Charlotte Berend-Corinth
  • Lovis Corinth
  • Tapiau / East Prussia 1858 - 1925 Zandvoort
  • Charlotte Berend-Corinth, 1912
  • Charcoal and coloured chalks, on grained drawing paper,
  • signed, dated and inscribed with pencil on the upper left:
    Lovis Corinth / 1912 Bernried
  • 514 × 370 mm
Provenance:
Private collection Switzerland

After Lovis Corinth opened his private painting school for women in Berlin in 1901, the young Charlotte Berend (Berlin 1880 - 1967 New York) enrolled as one of the first students. She had already begun her studies in 1898 at the state art school in the Klosterstraße and at Berlin’s museum for applied art.
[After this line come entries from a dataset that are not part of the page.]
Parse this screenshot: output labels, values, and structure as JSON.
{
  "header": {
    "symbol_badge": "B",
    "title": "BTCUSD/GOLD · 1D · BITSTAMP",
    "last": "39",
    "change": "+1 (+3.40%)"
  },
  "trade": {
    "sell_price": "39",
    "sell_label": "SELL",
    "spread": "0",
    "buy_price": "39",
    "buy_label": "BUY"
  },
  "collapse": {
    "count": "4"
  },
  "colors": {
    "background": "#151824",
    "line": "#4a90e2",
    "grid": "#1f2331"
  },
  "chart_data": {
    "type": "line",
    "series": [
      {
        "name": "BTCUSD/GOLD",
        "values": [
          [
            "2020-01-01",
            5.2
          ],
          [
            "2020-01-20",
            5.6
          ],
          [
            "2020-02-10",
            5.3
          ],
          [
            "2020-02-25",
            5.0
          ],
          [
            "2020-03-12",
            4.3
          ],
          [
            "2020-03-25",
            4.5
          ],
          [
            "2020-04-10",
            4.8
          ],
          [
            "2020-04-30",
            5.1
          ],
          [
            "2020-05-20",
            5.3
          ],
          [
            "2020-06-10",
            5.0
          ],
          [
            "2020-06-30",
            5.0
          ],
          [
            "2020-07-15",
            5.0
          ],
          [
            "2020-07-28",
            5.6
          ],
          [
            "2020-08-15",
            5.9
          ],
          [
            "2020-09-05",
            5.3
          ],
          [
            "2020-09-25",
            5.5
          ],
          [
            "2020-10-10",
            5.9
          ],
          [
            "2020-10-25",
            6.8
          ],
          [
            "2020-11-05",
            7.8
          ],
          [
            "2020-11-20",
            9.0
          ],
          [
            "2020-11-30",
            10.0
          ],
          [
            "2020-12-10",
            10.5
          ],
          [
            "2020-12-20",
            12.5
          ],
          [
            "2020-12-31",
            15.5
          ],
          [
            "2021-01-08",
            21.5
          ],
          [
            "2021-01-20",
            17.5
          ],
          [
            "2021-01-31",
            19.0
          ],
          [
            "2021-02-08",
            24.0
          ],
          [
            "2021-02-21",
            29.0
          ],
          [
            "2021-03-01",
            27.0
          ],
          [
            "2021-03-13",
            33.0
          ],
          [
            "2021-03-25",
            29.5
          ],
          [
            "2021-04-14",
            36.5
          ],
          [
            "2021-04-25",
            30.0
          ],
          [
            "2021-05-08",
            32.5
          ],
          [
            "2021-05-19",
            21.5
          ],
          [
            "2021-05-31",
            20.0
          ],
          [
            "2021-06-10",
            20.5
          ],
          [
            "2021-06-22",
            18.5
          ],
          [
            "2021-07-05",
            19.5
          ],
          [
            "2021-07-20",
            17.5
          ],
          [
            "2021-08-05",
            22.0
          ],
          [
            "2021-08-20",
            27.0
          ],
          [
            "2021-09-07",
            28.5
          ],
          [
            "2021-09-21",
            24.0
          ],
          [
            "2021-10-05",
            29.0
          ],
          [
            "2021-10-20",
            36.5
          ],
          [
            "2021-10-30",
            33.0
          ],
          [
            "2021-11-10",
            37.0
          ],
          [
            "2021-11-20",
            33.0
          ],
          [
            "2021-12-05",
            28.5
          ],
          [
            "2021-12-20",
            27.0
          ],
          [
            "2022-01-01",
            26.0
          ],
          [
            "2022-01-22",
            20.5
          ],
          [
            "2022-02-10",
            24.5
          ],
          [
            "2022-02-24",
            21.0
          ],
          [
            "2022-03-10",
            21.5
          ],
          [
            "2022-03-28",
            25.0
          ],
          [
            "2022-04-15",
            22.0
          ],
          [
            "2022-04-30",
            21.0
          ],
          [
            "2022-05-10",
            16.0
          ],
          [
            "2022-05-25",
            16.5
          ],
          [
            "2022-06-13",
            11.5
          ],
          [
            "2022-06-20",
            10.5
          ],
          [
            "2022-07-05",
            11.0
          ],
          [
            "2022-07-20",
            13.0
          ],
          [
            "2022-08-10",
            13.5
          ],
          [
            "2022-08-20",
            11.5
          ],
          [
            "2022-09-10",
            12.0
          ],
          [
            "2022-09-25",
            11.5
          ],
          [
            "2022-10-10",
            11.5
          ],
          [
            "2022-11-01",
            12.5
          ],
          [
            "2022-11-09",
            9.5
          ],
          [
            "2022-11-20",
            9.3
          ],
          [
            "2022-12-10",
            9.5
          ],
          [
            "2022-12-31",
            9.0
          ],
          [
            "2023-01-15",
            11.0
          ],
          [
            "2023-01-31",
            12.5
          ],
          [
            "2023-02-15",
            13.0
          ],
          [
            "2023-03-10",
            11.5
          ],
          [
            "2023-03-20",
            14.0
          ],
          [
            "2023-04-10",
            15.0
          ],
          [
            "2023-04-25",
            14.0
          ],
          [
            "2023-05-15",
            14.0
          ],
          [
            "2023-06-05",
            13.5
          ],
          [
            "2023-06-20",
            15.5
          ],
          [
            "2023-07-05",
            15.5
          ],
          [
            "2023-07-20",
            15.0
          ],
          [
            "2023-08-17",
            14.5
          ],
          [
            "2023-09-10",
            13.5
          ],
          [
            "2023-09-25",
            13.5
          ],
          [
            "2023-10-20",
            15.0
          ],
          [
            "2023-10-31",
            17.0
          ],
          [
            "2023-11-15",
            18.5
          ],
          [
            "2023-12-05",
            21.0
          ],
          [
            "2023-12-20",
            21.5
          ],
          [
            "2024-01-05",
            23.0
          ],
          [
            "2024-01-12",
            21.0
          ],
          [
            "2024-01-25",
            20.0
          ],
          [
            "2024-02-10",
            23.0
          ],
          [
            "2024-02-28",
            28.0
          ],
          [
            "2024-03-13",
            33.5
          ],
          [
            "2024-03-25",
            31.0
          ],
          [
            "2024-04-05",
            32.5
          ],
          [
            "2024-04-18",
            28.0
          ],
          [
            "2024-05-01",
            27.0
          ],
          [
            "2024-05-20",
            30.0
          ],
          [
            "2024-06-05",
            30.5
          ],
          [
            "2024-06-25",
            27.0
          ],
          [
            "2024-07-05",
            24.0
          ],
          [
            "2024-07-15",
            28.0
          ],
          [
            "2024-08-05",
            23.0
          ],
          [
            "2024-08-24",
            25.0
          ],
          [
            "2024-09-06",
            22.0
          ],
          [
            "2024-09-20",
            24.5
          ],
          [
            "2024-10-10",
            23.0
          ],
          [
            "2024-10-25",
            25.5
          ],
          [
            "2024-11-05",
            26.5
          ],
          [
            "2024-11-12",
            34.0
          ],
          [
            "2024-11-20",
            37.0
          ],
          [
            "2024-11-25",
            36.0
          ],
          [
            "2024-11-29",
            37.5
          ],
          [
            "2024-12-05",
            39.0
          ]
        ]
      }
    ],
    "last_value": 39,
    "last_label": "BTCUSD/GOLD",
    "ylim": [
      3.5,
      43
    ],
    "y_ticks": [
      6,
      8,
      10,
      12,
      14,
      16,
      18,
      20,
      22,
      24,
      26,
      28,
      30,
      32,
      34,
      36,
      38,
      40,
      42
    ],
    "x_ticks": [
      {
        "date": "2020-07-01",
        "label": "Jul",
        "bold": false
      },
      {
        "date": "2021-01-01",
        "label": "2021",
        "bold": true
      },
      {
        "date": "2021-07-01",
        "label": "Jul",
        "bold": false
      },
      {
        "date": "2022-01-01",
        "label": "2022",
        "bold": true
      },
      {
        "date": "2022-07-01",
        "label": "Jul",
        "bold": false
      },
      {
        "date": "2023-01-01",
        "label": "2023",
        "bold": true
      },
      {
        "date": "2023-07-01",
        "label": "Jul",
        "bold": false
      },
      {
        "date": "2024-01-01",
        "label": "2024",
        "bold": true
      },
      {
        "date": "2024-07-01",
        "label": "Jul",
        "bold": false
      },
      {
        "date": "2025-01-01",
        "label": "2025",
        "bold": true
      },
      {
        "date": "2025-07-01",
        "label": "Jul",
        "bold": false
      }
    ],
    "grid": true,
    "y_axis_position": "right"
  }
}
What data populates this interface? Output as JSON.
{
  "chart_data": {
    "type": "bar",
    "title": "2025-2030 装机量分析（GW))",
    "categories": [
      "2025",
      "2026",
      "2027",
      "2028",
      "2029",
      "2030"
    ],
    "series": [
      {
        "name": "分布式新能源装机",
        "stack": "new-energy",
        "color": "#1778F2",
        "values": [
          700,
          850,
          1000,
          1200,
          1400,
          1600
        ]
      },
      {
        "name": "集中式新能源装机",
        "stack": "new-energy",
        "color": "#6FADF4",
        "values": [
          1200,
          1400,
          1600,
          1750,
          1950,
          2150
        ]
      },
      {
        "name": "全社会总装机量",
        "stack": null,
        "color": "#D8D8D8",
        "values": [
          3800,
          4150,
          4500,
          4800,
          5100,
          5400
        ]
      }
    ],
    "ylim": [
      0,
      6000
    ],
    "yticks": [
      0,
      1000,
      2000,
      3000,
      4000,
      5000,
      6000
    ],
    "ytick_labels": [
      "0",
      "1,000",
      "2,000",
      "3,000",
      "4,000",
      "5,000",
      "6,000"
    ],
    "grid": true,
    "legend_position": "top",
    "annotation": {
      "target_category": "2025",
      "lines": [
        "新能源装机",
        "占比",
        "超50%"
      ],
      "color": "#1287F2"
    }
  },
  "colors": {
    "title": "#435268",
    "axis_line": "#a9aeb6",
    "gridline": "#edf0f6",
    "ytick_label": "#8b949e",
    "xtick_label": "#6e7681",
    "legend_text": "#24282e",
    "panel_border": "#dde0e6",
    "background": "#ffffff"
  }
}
Corinth soon found a muse in her, chose her as his favourite model, and proposed to her two years later. Despite giving birth to two children, Charlotte Behrend resolutely continued her own activity as painter, regularly exhibiting with the Berlin Secession and publishing portfolios of her lithographs. However, after her husband’s stroke in 1911, she interrupted her work to devote herself entirely to Corinth’s care (Fig.1).

Corith first discovered the Bavarian town of Bernried in 1892, when he and other Munich artist friends from the Freie Vereinigung (“Free Union”) sought a location for plein air painting. It would later become the idyllic site of the young family’s holidays, until Corinth had his own house built on Lake Walchen in 1919.